O acórdão do TCAS, revogando embora a sentença de 1ª instância por entender que não se verificava a caducidade do direito de liquidar, conheceu dos fundamentos invocados na impugnação e, após proficiente análise e confronto dos conceitos de contrato de transferência de know-how, contrato de prestação de serviços técnicos (em particular, dos serviços de engineering) e contrato de assistência técnica, julgou procedente a impugnação, com a seguinte fundamentação:
«Face aos ensinamentos supra e ao concreto objecto do contrato outorgado entre a impugnante e a C……., cujas cláusulas mais significativas constam da matéria da alínea probatório supra, delas se não vê que a impugnante tenha adquirido, temporária ou definitivamente, informações, conhecimentos ou experiências próprias não divulgadas, que depois tenha aplicado no exercício da sua actividade, sem que a C…….tenha intervindo nessa aplicação da tecnologia ou ensinamentos cedidos, com tal aplicação a fazer-se por conta própria e autónoma, bem como a contrapartida paga o foi por uma quantia global que se não mostra que tenha tido em conta um qualquer relação com a facturação, a produção ou o lucro, pelo que se não pode qualificar a mesma como de royalties, como fez a AT para proceder à tributação em causa, por falta de retenção sobre tal montante pago a entidade não residente em território português, não se vendo que tecnologia ou informações relevantes tenham sido cedidas ou concessionadas à ora impugnante, temporária ou permanentemente, para esta utilizar, de forma autónoma, pelo que tal pagamento não pode ser subsumível ao conceito de transmissão de know-how ou de outros rendimentos de capitais, com incidência objectiva, então nas normas dos art.ºs 4.º n.º3, alínea c) e seus n.ºs 1 a 3, e 75.º n.º1, alínea a) n.º 3 do mesmo CIRC (redacção e renumeração de então, em 2000, que não as invocadas pela AT, designadamente do seu art.º 88.º, n.º1, que só a assumiram pela republicação do Código pelo Dec.Lei nº 198/2001, de 3 de Julho), em que tal retenção tinha carácter definitivo para entidades sem estabelecimento estável em território português, como acontecia com a referida C……. . (…)
Assim, não tendo a AT logrado provar que tal verba corresponde ou tem por contrapartida um contrato de know-how, que possa ser qualificada de royalties ou semelhante, para que o pagamento de tal montante se encontrasse sujeito à retenção na fonte, como legalmente lhe cabia nos termos do disposto no art.º 74.º, n.º1, da LGT, por constitutivo de tal liquidação, como igualmente bem se pronuncia o Exmo. RMP junto deste Tribunal, no seu parecer, o acto de liquidação padece dos vícios de erro sobre os pressupostos de facto e de direito, causa da sua invalidade nos termos do disposto no art.º 99.º do CPPT, não podendo deixar de ser anulado, tendo em conta que nos encontramos perante um contencioso de mera anulação como se dispunha na norma do art.º 6.º do anterior ETAF.».

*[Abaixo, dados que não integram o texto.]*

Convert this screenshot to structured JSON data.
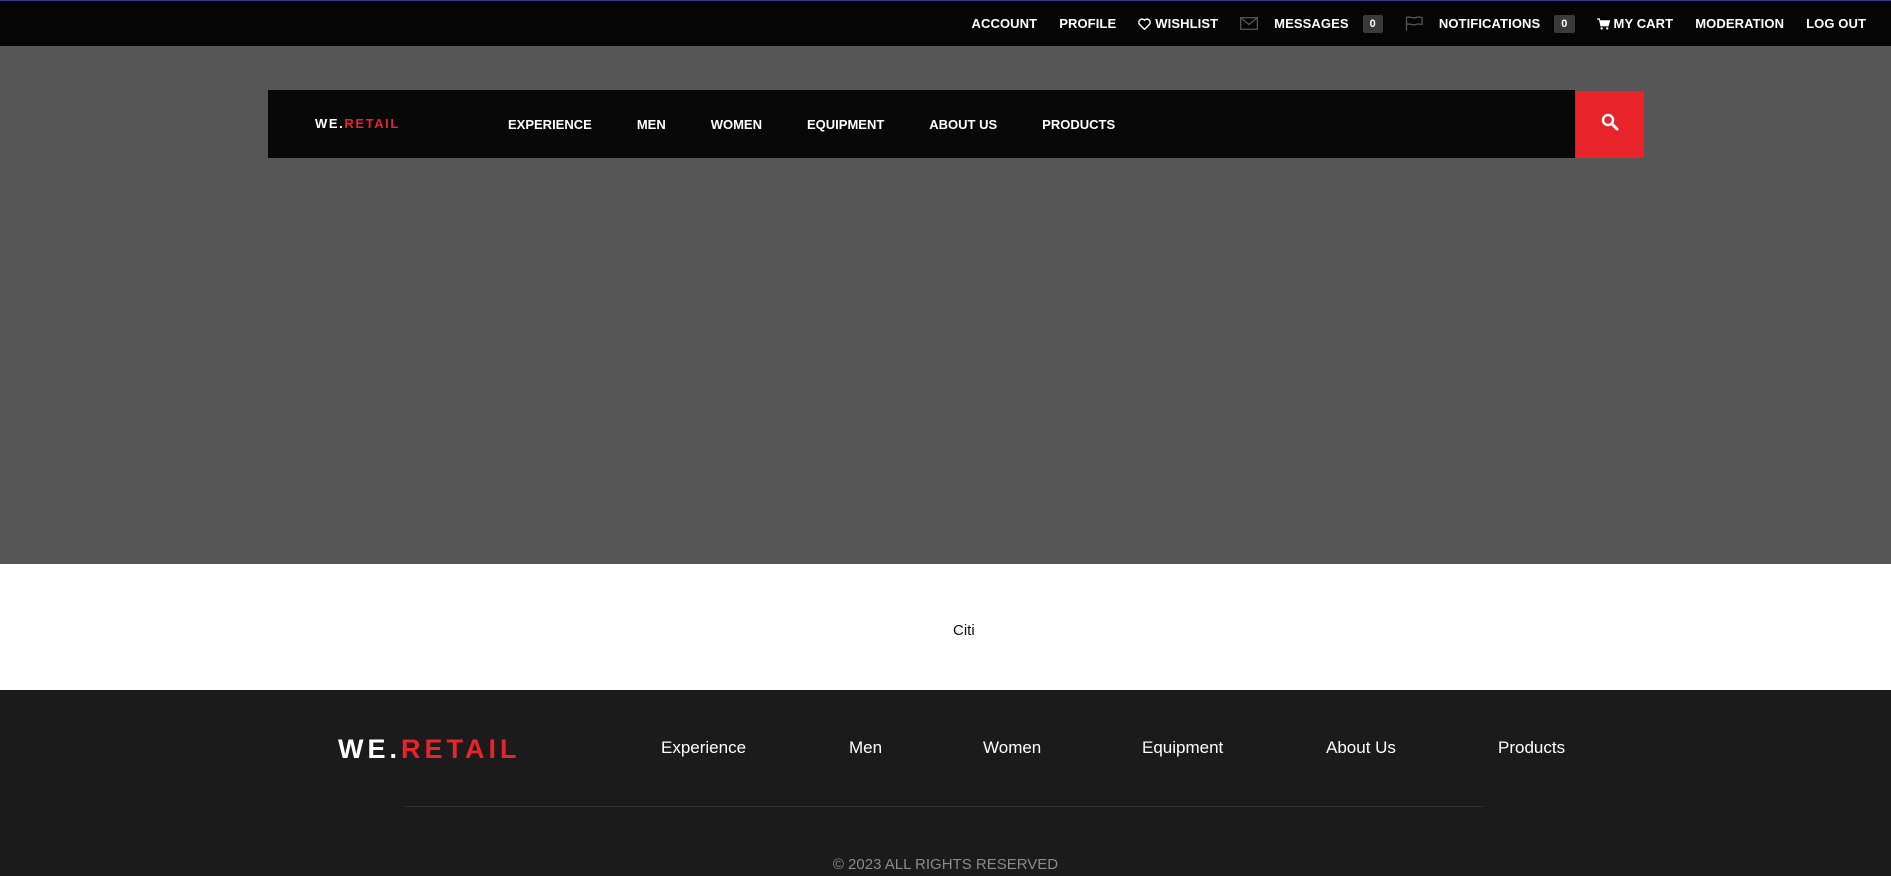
{
  "topbar": {
    "account": "ACCOUNT",
    "profile": "PROFILE",
    "wishlist": "WISHLIST",
    "messages": "MESSAGES",
    "messages_count": "0",
    "notifications": "NOTIFICATIONS",
    "notifications_count": "0",
    "cart": "MY CART",
    "moderation": "MODERATION",
    "logout": "LOG OUT"
  },
  "brand": {
    "prefix": "WE.",
    "suffix": "RETAIL",
    "accent": "#e8232a"
  },
  "nav": {
    "items": [
      "EXPERIENCE",
      "MEN",
      "WOMEN",
      "EQUIPMENT",
      "ABOUT US",
      "PRODUCTS"
    ]
  },
  "search": {
    "icon": "search-icon"
  },
  "content": {
    "text": "Citi"
  },
  "footer": {
    "items": [
      "Experience",
      "Men",
      "Women",
      "Equipment",
      "About Us",
      "Products"
    ],
    "copyright": "© 2023 ALL RIGHTS RESERVED"
  }
}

Neste recurso de revista, a Fazenda Pública continua a insistir que, no caso dos autos, está em causa um contrato de transferência de know-how, pelo que a contrapartida paga pela Recorrida à sociedade C……. constitui rendimento de capital, sujeito a retenção na fonte, nos termos dos arts. 4º, nº 3, al. c), e 75º, nº 1, al. a), e nº 3, do CIRC, com a redacção que apresentavam à data dos factos, motivo por que sustenta que o acórdão recorrido fez incorrecta interpretação e aplicação dos mencionados preceitos legais.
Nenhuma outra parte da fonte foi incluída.